Great, now we’re almost done! The last thing that you have to deal with in any differential equation is getting rid of any lingering \(C\) The way that we do this is through Initial Conditions. Initial conditions allow us to plug in predetermined values for \(Q\) and \(t\) that reveal the value of \(C_2\). If you take a close look at the problem, you might notice that the wording for Part A gives us an initial condition right away. Let’s use it to find \(C_2\):

From this phrasing, and our equation: \(Q(t)=C_{2} e^{-r t}\), we get:

$$Q(0)=C_{2} e^{-r(0)}=C_{2}=100 \mathrm{mg}$$

And there you have it. Now that we know \(C_2\), we can write our solved differential equation.
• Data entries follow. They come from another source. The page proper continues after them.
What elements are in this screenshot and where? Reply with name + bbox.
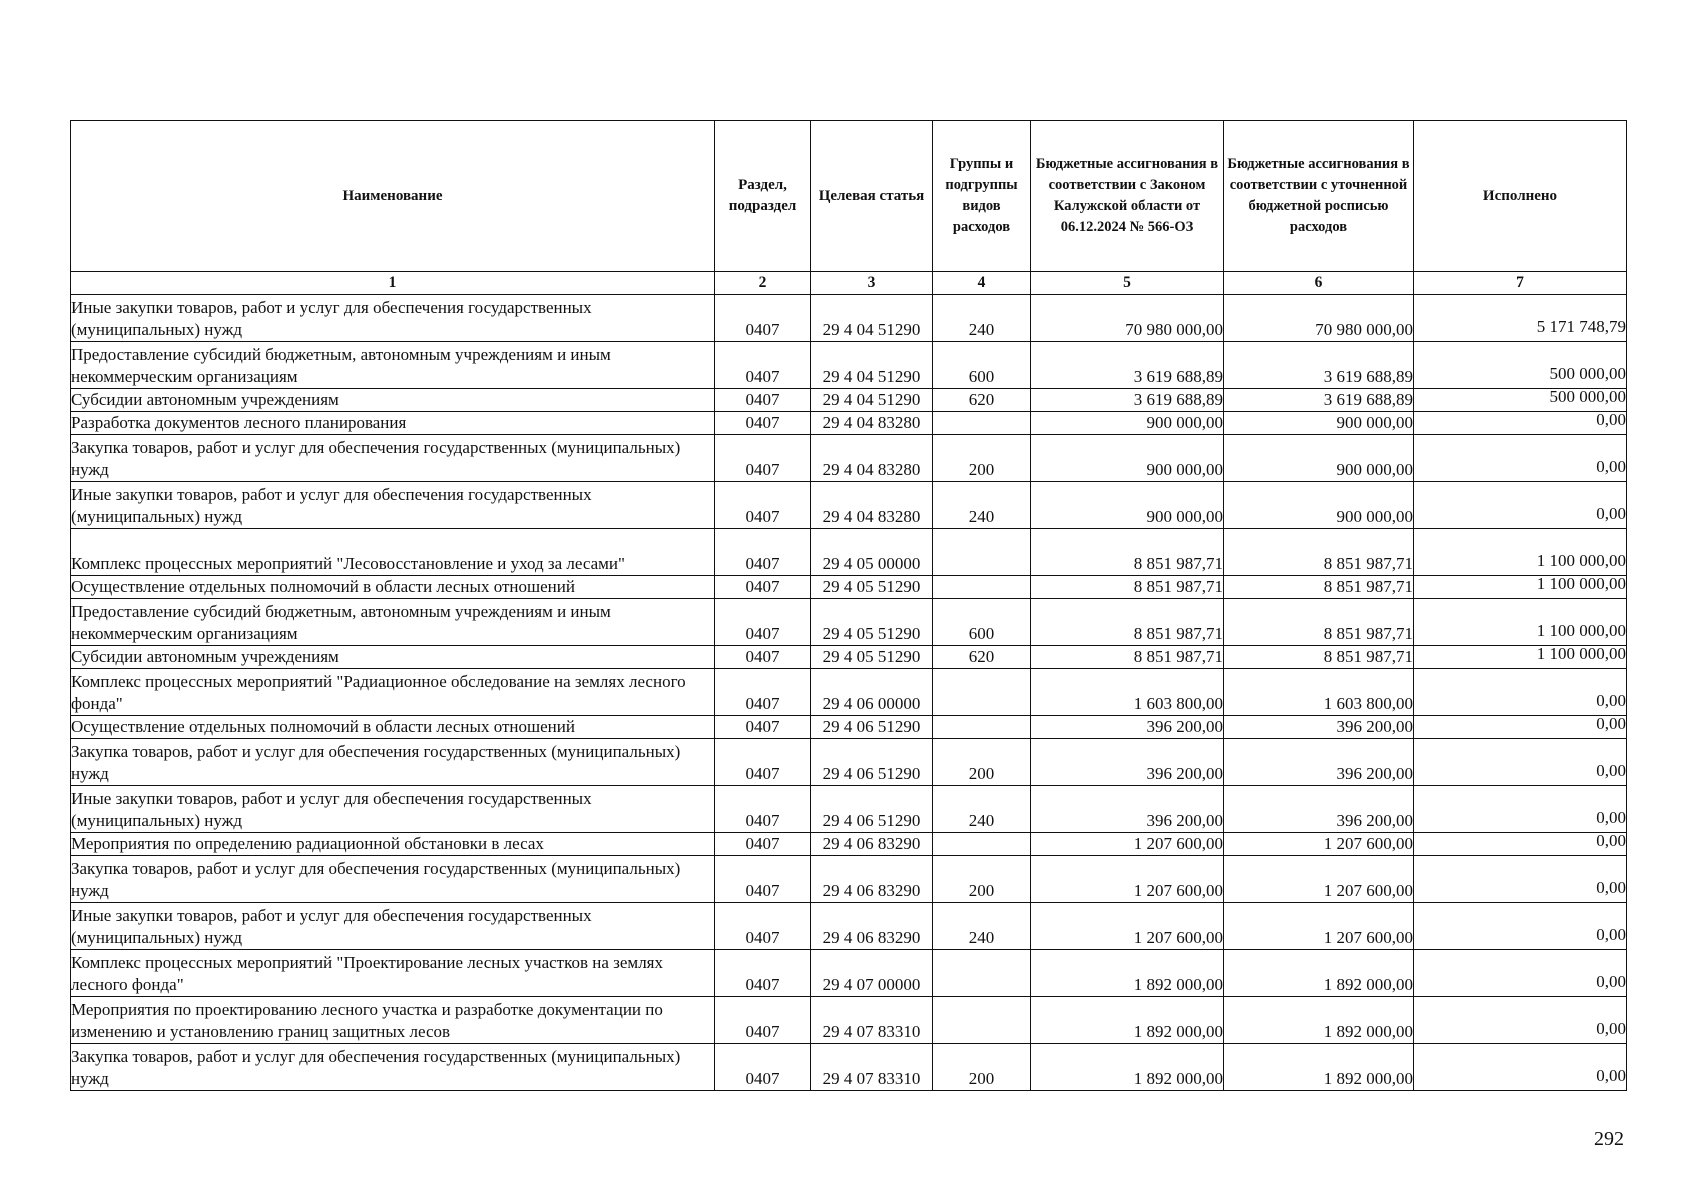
row-expense-group [933, 950, 1031, 997]
budget-table [70, 120, 1627, 1091]
header-executed: Исполнено [1414, 121, 1627, 272]
row-refined-amount: 396 200,00 [1224, 786, 1414, 833]
table-row [71, 295, 1627, 342]
header-name: Наименование [71, 121, 715, 272]
row-section: 0407 [715, 1044, 811, 1091]
table-row [71, 833, 1627, 856]
row-section: 0407 [715, 716, 811, 739]
row-section: 0407 [715, 389, 811, 412]
row-expense-group [933, 997, 1031, 1044]
row-executed-amount: 0,00 [1414, 669, 1627, 716]
row-section: 0407 [715, 950, 811, 997]
row-target-article: 29 4 06 83290 [811, 833, 933, 856]
row-section: 0407 [715, 435, 811, 482]
row-executed-amount: 0,00 [1414, 950, 1627, 997]
row-name: Разработка документов лесного планирования [71, 412, 715, 435]
row-law-amount: 8 851 987,71 [1031, 646, 1224, 669]
row-law-amount: 1 892 000,00 [1031, 997, 1224, 1044]
row-section: 0407 [715, 786, 811, 833]
row-law-amount: 8 851 987,71 [1031, 576, 1224, 599]
table-row [71, 856, 1627, 903]
row-law-amount: 396 200,00 [1031, 786, 1224, 833]
table-row [71, 739, 1627, 786]
row-target-article: 29 4 06 51290 [811, 786, 933, 833]
row-law-amount: 1 892 000,00 [1031, 950, 1224, 997]
row-name: Мероприятия по проектированию лесного участка и разработке документации по изменению и установлению границ защитных лесов [71, 997, 715, 1044]
row-law-amount: 3 619 688,89 [1031, 389, 1224, 412]
row-section: 0407 [715, 903, 811, 950]
table-row [71, 786, 1627, 833]
row-name: Мероприятия по определению радиационной обстановки в лесах [71, 833, 715, 856]
row-refined-amount: 900 000,00 [1224, 482, 1414, 529]
table-row [71, 412, 1627, 435]
row-name: Субсидии автономным учреждениям [71, 646, 715, 669]
row-executed-amount: 0,00 [1414, 997, 1627, 1044]
row-expense-group: 200 [933, 856, 1031, 903]
row-executed-amount: 1 100 000,00 [1414, 646, 1627, 669]
column-number: 4 [933, 272, 1031, 295]
row-refined-amount: 3 619 688,89 [1224, 342, 1414, 389]
row-target-article: 29 4 04 83280 [811, 412, 933, 435]
row-refined-amount: 70 980 000,00 [1224, 295, 1414, 342]
row-section: 0407 [715, 739, 811, 786]
row-executed-amount: 0,00 [1414, 856, 1627, 903]
column-number: 7 [1414, 272, 1627, 295]
row-expense-group [933, 412, 1031, 435]
row-refined-amount: 1 207 600,00 [1224, 903, 1414, 950]
row-executed-amount: 500 000,00 [1414, 342, 1627, 389]
row-refined-amount: 900 000,00 [1224, 435, 1414, 482]
row-name: Иные закупки товаров, работ и услуг для обеспечения государственных (муниципальных) нужд [71, 786, 715, 833]
row-expense-group [933, 529, 1031, 576]
row-executed-amount: 1 100 000,00 [1414, 599, 1627, 646]
row-law-amount: 396 200,00 [1031, 716, 1224, 739]
row-refined-amount: 1 207 600,00 [1224, 833, 1414, 856]
row-law-amount: 1 207 600,00 [1031, 903, 1224, 950]
row-expense-group: 620 [933, 389, 1031, 412]
row-target-article: 29 4 05 51290 [811, 646, 933, 669]
row-target-article: 29 4 04 51290 [811, 295, 933, 342]
row-law-amount: 3 619 688,89 [1031, 342, 1224, 389]
row-executed-amount: 0,00 [1414, 786, 1627, 833]
row-law-amount: 1 207 600,00 [1031, 833, 1224, 856]
row-law-amount: 70 980 000,00 [1031, 295, 1224, 342]
row-name: Закупка товаров, работ и услуг для обеспечения государственных (муниципальных) нужд [71, 1044, 715, 1091]
column-number: 3 [811, 272, 933, 295]
row-executed-amount: 1 100 000,00 [1414, 529, 1627, 576]
header-expense-groups: Группы и подгруппы видов расходов [933, 121, 1031, 272]
row-expense-group: 240 [933, 482, 1031, 529]
row-executed-amount: 0,00 [1414, 716, 1627, 739]
row-executed-amount: 0,00 [1414, 412, 1627, 435]
row-executed-amount: 0,00 [1414, 833, 1627, 856]
table-row [71, 576, 1627, 599]
row-refined-amount: 8 851 987,71 [1224, 646, 1414, 669]
row-section: 0407 [715, 295, 811, 342]
row-law-amount: 8 851 987,71 [1031, 529, 1224, 576]
row-executed-amount: 0,00 [1414, 739, 1627, 786]
table-row [71, 529, 1627, 576]
row-name: Закупка товаров, работ и услуг для обеспечения государственных (муниципальных) нужд [71, 435, 715, 482]
header-section: Раздел, подраздел [715, 121, 811, 272]
table-row [71, 716, 1627, 739]
column-number-row [71, 272, 1627, 295]
row-target-article: 29 4 07 00000 [811, 950, 933, 997]
row-executed-amount: 500 000,00 [1414, 389, 1627, 412]
row-target-article: 29 4 06 51290 [811, 716, 933, 739]
table-row [71, 669, 1627, 716]
row-expense-group: 200 [933, 435, 1031, 482]
row-law-amount: 396 200,00 [1031, 739, 1224, 786]
header-refined-appropriations: Бюджетные ассигнования в соответствии с уточненной бюджетной росписью расходов [1224, 121, 1414, 272]
table-row [71, 435, 1627, 482]
row-section: 0407 [715, 412, 811, 435]
row-target-article: 29 4 05 51290 [811, 576, 933, 599]
row-name: Осуществление отдельных полномочий в области лесных отношений [71, 716, 715, 739]
row-refined-amount: 1 207 600,00 [1224, 856, 1414, 903]
row-law-amount: 900 000,00 [1031, 435, 1224, 482]
row-section: 0407 [715, 833, 811, 856]
row-refined-amount: 900 000,00 [1224, 412, 1414, 435]
row-expense-group: 600 [933, 342, 1031, 389]
row-target-article: 29 4 04 83280 [811, 482, 933, 529]
row-name: Иные закупки товаров, работ и услуг для обеспечения государственных (муниципальных) нужд [71, 295, 715, 342]
row-section: 0407 [715, 646, 811, 669]
row-target-article: 29 4 06 83290 [811, 856, 933, 903]
row-section: 0407 [715, 576, 811, 599]
row-name: Иные закупки товаров, работ и услуг для обеспечения государственных (муниципальных) нужд [71, 482, 715, 529]
header-target-article: Целевая статья [811, 121, 933, 272]
row-target-article: 29 4 06 00000 [811, 669, 933, 716]
row-name: Комплекс процессных мероприятий "Радиационное обследование на землях лесного фонда" [71, 669, 715, 716]
page-number: 292 [1594, 1128, 1624, 1150]
row-executed-amount: 0,00 [1414, 1044, 1627, 1091]
column-number: 2 [715, 272, 811, 295]
row-law-amount: 900 000,00 [1031, 412, 1224, 435]
row-target-article: 29 4 04 51290 [811, 389, 933, 412]
row-law-amount: 900 000,00 [1031, 482, 1224, 529]
row-expense-group: 240 [933, 903, 1031, 950]
row-refined-amount: 8 851 987,71 [1224, 529, 1414, 576]
row-refined-amount: 396 200,00 [1224, 716, 1414, 739]
column-number: 5 [1031, 272, 1224, 295]
row-section: 0407 [715, 997, 811, 1044]
row-executed-amount: 0,00 [1414, 435, 1627, 482]
row-name: Иные закупки товаров, работ и услуг для обеспечения государственных (муниципальных) нужд [71, 903, 715, 950]
row-expense-group: 200 [933, 1044, 1031, 1091]
row-name: Предоставление субсидий бюджетным, автономным учреждениям и иным некоммерческим организациям [71, 599, 715, 646]
table-row [71, 903, 1627, 950]
row-section: 0407 [715, 482, 811, 529]
row-expense-group [933, 576, 1031, 599]
table-row [71, 599, 1627, 646]
row-target-article: 29 4 05 51290 [811, 599, 933, 646]
row-refined-amount: 396 200,00 [1224, 739, 1414, 786]
row-refined-amount: 8 851 987,71 [1224, 599, 1414, 646]
row-target-article: 29 4 07 83310 [811, 1044, 933, 1091]
row-name: Закупка товаров, работ и услуг для обеспечения государственных (муниципальных) нужд [71, 856, 715, 903]
table-row [71, 482, 1627, 529]
row-expense-group: 600 [933, 599, 1031, 646]
row-section: 0407 [715, 529, 811, 576]
row-refined-amount: 1 603 800,00 [1224, 669, 1414, 716]
row-section: 0407 [715, 342, 811, 389]
row-expense-group [933, 669, 1031, 716]
row-target-article: 29 4 06 83290 [811, 903, 933, 950]
row-expense-group: 200 [933, 739, 1031, 786]
row-expense-group: 620 [933, 646, 1031, 669]
table-body [71, 295, 1627, 1091]
row-executed-amount: 0,00 [1414, 482, 1627, 529]
row-section: 0407 [715, 856, 811, 903]
row-refined-amount: 8 851 987,71 [1224, 576, 1414, 599]
table-row [71, 389, 1627, 412]
row-name: Осуществление отдельных полномочий в области лесных отношений [71, 576, 715, 599]
row-name: Предоставление субсидий бюджетным, автономным учреждениям и иным некоммерческим организациям [71, 342, 715, 389]
row-executed-amount: 0,00 [1414, 903, 1627, 950]
column-number: 1 [71, 272, 715, 295]
row-target-article: 29 4 05 00000 [811, 529, 933, 576]
column-number: 6 [1224, 272, 1414, 295]
row-executed-amount: 5 171 748,79 [1414, 295, 1627, 342]
row-law-amount: 1 603 800,00 [1031, 669, 1224, 716]
row-target-article: 29 4 07 83310 [811, 997, 933, 1044]
row-name: Комплекс процессных мероприятий "Лесовосстановление и уход за лесами" [71, 529, 715, 576]
row-target-article: 29 4 04 83280 [811, 435, 933, 482]
table-row [71, 950, 1627, 997]
row-law-amount: 1 892 000,00 [1031, 1044, 1224, 1091]
table-row [71, 646, 1627, 669]
row-name: Закупка товаров, работ и услуг для обеспечения государственных (муниципальных) нужд [71, 739, 715, 786]
row-target-article: 29 4 04 51290 [811, 342, 933, 389]
row-expense-group [933, 833, 1031, 856]
row-name: Комплекс процессных мероприятий "Проектирование лесных участков на землях лесного фонда" [71, 950, 715, 997]
row-expense-group: 240 [933, 786, 1031, 833]
table-row [71, 1044, 1627, 1091]
row-refined-amount: 1 892 000,00 [1224, 997, 1414, 1044]
row-target-article: 29 4 06 51290 [811, 739, 933, 786]
table-row [71, 997, 1627, 1044]
header-row [71, 121, 1627, 272]
row-section: 0407 [715, 669, 811, 716]
row-law-amount: 8 851 987,71 [1031, 599, 1224, 646]
table-row [71, 342, 1627, 389]
row-name: Субсидии автономным учреждениям [71, 389, 715, 412]
row-law-amount: 1 207 600,00 [1031, 856, 1224, 903]
row-executed-amount: 1 100 000,00 [1414, 576, 1627, 599]
row-refined-amount: 3 619 688,89 [1224, 389, 1414, 412]
row-refined-amount: 1 892 000,00 [1224, 1044, 1414, 1091]
row-refined-amount: 1 892 000,00 [1224, 950, 1414, 997]
header-law-appropriations: Бюджетные ассигнования в соответствии с Законом Калужской области от 06.12.2024 № 566-ОЗ [1031, 121, 1224, 272]
row-expense-group: 240 [933, 295, 1031, 342]
row-section: 0407 [715, 599, 811, 646]
row-expense-group [933, 716, 1031, 739]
$$\boldsymbol{Q}(\boldsymbol{t})=\mathbf{1} \mathbf{0} \mathbf{0} \boldsymbol{m} \boldsymbol{g} * \boldsymbol{e}^{-\boldsymbol{r} t}$$

I know I haven’t solved any of Parts A-D yet, but now that you have the finished equation, they will basically solve themselves! Here we go:

Part A

Here we are asked to find \(r\) if \(Q(1 week) = 84 \mathrm(mg)\). Let’s plug it in:

$$\begin{array}{c}{Q(1)=84 m g=100 m g * e^{-r}} \\ {e^{-r}=0.84} \\ {r=-\ln (0.84)=0.1744}\end{array}$$

To make sure that units are consistent, the units of \(r\) must be \(\frac {1} {weeks}\). Otherwise, \(e^{-rt}\) would have non-cancelling units, and that would be awkward.

Part B

Screen Shot 2019-04-11 at 2.04.00 AM.png

We practically already solved this one; just plug in \(r\) from Part A:

$$Q(t)=100 m g * e^{-0.1744 t}$$

Part C

Screen Shot 2019-04-11 at 2.04.37 AM.png

This time, we’re looking for \(t\) when \(Q(t) = 50mg \). Again, just plug it in:

\begin{array}{c}{Q(t)=50 m g=100 m g * e^{-0.1744 t}} \\ {e^{-0.1744 t}=0.5} \\ {t=-\frac{\ln (0.5)}{0.1744}=3.974}\end{array}

Quick, what units does \(t\) have? Hopefully you said “weeks”. We have to remain consistent with our given values.

Part D

Screen Shot 2019-04-11 at 2.05.34 AM.png

The only tricky thing going on here is labelling the two points. We know 3 points easily: \(Q(0)=100 m g, Q(1)=84 m g\), and \(Q(3.974)=50 m g\). If you want to be fancy you include: \(Q\left(\frac{1}{0.1774}\right)=\frac{100}{e} m g\), or \(Q(2 * 3.974)=25 m g\). The following graph is a reasonable solution:

What Did We Learn?

Aside from how to solve the above problem, we learned two important things today: first of all, that solving a differential equation should always be your first step in tackling a problem, regardless of how many parts the question has. Additionally, we learned that the equation [ \(Q=Q_{0} * e^{-r t}\) ] is the ultimate solution to exponential decay problems—problems in which the rate of change of a substance, \(\frac{d Q}{d t}\), is proportional to how much of that substance you have. When I was given this equation in high school, I didn’t understand why we used the natural number \(e\). But knowing that the equation represents the general case of this differential equation completely explains why mathematicians prefer it over all other potential solutions for such a problem.